Writeup: IMO Shortlist 2001 C5

25 Apr, 2025

Problem Statement:

Find all finite sequences $(x_{0}, x_{1}, \dots, x_{n})$ such that for every $j$ , $0 \leq j \leq n$ , $x_{j}$ equals the number of times $j$ appears in the sequence.

My Solution:

After attempting A2 today and failing miserably, this problem made me feel better about myself. I felt like this was more of a logic puzzle than anything else.

The first thing I noticed was that $x_{0} \neq 0$ , otherwise we would have a contradiction, and that $\sum x_{i} = n + 1$ . I also noticed that giving positive values for $x_{i}$ where $i$ is a large number "spawns" in a lot of numbers, which could break the summation constraint I just mentioned above.

The key observation to solving this problem is that

\sum_{i = 1}^{n} x_{i} = p,

where $p$ is the number of nonnegative terms in the sequence.

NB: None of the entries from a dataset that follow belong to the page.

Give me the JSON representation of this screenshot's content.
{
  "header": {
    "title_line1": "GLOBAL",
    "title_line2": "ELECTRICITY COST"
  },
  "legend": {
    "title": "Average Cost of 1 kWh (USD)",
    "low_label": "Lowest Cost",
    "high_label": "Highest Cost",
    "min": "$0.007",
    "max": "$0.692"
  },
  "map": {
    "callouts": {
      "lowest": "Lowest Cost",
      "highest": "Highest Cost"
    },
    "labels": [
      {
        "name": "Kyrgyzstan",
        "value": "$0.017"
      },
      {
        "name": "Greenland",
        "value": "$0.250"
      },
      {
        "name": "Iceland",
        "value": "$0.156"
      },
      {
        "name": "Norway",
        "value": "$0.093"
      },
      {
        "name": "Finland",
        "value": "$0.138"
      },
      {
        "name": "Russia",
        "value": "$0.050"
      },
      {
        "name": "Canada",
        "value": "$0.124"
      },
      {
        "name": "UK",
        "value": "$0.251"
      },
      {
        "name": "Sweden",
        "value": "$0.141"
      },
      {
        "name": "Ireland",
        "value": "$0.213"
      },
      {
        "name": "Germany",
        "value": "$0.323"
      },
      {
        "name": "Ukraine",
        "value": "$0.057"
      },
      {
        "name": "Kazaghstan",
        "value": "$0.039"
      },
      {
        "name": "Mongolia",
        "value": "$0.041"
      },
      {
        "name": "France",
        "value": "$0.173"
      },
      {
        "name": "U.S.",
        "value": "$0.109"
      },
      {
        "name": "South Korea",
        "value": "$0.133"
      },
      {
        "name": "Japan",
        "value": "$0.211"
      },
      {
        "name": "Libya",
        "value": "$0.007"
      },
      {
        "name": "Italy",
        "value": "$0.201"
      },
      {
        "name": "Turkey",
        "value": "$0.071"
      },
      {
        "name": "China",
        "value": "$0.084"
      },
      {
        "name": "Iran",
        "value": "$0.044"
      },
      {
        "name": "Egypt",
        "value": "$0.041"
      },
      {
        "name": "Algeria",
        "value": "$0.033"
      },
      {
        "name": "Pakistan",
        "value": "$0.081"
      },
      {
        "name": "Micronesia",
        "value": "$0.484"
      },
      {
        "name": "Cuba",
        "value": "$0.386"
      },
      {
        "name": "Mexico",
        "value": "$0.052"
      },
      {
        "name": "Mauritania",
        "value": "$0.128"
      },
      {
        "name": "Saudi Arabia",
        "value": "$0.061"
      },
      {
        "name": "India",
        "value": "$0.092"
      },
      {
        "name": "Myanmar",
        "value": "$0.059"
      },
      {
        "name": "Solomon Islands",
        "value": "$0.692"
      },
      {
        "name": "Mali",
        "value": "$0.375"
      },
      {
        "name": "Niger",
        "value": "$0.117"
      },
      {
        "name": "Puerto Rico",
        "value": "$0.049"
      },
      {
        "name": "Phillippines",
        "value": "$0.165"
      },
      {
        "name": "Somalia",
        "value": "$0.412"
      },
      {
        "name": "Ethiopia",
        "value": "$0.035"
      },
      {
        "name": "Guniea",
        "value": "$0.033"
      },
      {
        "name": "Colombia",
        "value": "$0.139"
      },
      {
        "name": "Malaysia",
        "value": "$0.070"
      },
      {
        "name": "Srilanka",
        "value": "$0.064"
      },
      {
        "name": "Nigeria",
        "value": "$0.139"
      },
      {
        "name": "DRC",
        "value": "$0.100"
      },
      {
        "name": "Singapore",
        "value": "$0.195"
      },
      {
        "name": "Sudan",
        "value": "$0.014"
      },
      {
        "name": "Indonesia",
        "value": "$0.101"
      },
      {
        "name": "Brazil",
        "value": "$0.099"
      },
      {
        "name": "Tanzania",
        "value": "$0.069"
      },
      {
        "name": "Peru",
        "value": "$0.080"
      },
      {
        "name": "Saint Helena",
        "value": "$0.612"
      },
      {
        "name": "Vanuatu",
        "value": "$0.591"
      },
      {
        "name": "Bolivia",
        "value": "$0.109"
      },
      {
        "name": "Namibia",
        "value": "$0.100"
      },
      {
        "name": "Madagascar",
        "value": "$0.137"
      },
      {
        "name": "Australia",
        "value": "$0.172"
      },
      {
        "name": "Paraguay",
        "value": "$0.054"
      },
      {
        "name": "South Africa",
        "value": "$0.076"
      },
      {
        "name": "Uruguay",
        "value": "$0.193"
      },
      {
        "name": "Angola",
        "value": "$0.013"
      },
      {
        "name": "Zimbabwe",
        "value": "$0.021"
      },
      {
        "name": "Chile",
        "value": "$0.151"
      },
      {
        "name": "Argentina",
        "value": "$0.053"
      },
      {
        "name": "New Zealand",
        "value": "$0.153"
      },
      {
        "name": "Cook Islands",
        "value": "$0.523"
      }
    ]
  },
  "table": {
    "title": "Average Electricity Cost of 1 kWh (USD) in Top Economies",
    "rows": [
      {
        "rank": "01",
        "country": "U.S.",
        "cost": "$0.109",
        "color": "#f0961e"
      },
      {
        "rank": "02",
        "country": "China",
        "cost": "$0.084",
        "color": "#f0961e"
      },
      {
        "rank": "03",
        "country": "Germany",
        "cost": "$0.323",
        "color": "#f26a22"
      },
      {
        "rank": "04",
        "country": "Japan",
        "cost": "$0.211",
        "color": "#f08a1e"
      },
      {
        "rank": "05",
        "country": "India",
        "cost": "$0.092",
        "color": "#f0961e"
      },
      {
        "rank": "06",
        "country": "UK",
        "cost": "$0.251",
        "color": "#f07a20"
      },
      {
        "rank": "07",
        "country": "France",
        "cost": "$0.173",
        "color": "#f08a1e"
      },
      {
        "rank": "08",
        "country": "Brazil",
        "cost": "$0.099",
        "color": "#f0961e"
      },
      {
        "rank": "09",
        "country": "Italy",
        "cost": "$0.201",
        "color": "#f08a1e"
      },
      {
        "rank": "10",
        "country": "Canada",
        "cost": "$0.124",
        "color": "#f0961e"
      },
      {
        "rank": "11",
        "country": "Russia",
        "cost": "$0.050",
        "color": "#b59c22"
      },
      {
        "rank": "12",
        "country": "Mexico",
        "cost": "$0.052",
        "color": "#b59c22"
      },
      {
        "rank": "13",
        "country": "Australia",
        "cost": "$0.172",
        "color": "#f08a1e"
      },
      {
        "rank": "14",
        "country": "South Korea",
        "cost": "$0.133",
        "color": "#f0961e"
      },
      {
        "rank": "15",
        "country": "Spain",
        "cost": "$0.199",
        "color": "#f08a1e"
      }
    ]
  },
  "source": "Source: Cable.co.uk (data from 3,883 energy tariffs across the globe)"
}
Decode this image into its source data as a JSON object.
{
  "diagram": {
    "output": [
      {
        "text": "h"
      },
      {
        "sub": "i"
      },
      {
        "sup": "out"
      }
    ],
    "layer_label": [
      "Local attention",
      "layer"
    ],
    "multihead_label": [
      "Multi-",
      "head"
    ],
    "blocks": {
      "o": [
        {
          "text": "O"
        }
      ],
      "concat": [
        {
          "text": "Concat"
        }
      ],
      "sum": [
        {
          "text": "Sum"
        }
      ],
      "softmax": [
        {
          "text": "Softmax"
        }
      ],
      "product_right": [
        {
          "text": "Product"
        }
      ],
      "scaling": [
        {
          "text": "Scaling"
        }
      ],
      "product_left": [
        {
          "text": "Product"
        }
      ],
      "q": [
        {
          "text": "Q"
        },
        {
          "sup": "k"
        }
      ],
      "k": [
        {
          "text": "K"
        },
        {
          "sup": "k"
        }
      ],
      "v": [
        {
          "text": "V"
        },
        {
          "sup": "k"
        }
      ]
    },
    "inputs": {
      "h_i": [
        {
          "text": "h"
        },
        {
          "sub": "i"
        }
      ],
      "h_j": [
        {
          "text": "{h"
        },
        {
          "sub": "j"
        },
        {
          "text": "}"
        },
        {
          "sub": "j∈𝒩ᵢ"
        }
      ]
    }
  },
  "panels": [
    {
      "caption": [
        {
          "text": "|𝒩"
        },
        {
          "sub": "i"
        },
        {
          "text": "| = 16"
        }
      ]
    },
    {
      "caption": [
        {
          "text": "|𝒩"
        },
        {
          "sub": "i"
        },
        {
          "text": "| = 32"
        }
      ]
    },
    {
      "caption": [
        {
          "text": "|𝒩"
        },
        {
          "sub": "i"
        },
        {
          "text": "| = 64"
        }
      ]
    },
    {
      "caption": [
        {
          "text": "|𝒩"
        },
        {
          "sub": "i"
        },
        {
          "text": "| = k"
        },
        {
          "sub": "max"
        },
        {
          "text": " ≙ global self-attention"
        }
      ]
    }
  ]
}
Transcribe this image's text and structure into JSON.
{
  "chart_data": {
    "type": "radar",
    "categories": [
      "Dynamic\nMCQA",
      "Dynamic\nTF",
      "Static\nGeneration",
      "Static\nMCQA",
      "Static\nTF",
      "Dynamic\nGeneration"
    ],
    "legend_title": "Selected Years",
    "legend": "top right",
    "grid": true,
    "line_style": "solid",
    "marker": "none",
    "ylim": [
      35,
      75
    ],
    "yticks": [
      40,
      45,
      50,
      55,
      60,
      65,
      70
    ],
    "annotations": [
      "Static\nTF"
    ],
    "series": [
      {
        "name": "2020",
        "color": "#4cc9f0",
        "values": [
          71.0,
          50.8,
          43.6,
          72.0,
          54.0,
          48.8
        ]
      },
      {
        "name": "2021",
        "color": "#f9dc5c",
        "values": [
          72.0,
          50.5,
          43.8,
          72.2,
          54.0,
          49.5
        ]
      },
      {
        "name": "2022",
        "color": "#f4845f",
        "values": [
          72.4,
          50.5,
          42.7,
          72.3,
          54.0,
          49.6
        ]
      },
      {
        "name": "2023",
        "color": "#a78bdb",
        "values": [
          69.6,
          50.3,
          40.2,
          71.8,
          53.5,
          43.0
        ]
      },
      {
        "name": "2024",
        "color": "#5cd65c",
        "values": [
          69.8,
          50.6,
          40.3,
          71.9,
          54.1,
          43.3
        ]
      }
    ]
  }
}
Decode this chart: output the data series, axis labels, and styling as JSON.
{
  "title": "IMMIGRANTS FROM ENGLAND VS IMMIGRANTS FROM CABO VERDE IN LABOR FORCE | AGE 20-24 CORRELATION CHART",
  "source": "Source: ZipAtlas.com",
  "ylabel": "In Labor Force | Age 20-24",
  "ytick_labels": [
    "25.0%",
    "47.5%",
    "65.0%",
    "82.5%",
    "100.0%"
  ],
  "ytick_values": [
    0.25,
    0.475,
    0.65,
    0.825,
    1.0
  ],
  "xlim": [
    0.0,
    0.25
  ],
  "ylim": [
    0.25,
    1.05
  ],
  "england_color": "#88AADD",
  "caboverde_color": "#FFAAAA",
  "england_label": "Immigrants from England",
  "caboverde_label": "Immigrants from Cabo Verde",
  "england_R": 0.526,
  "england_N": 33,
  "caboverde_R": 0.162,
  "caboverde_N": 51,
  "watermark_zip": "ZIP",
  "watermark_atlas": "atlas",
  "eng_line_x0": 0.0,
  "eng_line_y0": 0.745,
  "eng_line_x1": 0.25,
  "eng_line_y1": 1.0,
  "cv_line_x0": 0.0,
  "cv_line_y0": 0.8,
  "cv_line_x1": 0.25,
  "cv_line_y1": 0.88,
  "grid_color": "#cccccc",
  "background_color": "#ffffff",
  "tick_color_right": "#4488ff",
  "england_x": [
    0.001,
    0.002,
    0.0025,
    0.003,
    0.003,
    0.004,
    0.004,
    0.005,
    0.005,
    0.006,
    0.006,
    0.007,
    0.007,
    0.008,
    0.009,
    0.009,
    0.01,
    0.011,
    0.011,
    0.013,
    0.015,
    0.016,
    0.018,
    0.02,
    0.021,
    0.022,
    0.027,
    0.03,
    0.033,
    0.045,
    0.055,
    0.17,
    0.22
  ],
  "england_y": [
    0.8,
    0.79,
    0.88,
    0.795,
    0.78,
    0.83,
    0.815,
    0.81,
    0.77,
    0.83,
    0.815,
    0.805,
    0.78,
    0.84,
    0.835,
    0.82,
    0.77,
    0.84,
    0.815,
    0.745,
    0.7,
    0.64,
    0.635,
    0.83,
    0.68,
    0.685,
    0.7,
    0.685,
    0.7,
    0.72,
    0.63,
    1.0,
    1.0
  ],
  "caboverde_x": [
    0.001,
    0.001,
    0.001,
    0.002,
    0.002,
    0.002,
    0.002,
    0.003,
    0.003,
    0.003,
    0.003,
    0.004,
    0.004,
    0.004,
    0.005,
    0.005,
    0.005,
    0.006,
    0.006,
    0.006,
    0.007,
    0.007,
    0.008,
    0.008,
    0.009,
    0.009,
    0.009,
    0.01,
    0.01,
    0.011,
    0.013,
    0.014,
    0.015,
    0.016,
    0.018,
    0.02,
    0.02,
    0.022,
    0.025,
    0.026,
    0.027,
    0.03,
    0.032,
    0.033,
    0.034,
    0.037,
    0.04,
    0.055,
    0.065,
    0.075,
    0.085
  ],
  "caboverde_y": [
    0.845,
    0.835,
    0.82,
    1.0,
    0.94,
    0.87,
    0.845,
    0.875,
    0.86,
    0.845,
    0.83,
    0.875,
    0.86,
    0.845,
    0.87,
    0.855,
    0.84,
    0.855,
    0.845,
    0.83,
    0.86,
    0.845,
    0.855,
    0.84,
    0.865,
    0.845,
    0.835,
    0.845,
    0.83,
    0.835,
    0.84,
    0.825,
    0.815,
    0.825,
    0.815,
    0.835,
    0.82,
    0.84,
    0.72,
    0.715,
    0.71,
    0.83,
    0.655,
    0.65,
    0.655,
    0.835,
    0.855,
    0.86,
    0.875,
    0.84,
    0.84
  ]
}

Now note that we must have $0$ be positive, and there are $p - 1$ positive terms from $i = 1$ to $n .$ So all the other terms must be $0$ , $1$ , or $2$ . Note that we can only have $x_{0}$ be a value greater than $2$ . So the values we have to inspect are $x_{0}, x_{1}, x_{2}$ , and $x_{x_{0}}$ . Note that, if $x_{0} = 1$ , then the only sequence that satisfies will be $(1, 2, 1, 0)$ . If $x_{0} = 2$ , then the only sequence that satisfies these constraints will be $(2, 1, 2, 0, 0)$ , $(2, 0, 2, 0)$ . If $x_{0} > 3$ , then we have the sequence $(x_{0}, 2, 1, 0, \dots, 0, 1, 0, 0, \dots, 0)$ , since we must have $x_{x_{0}} = 1$ (if it was 2, then we would have another non-1 and non-2 value with value $x_{0}$ somewhere else), and we can't have $x_{1} = 1$ otherwise we would have $2$ $1$ 's, so we must have $x_{2} = 1$ , and therefore we must have $x_{1} = 2$ . These are the only solutions so we're done.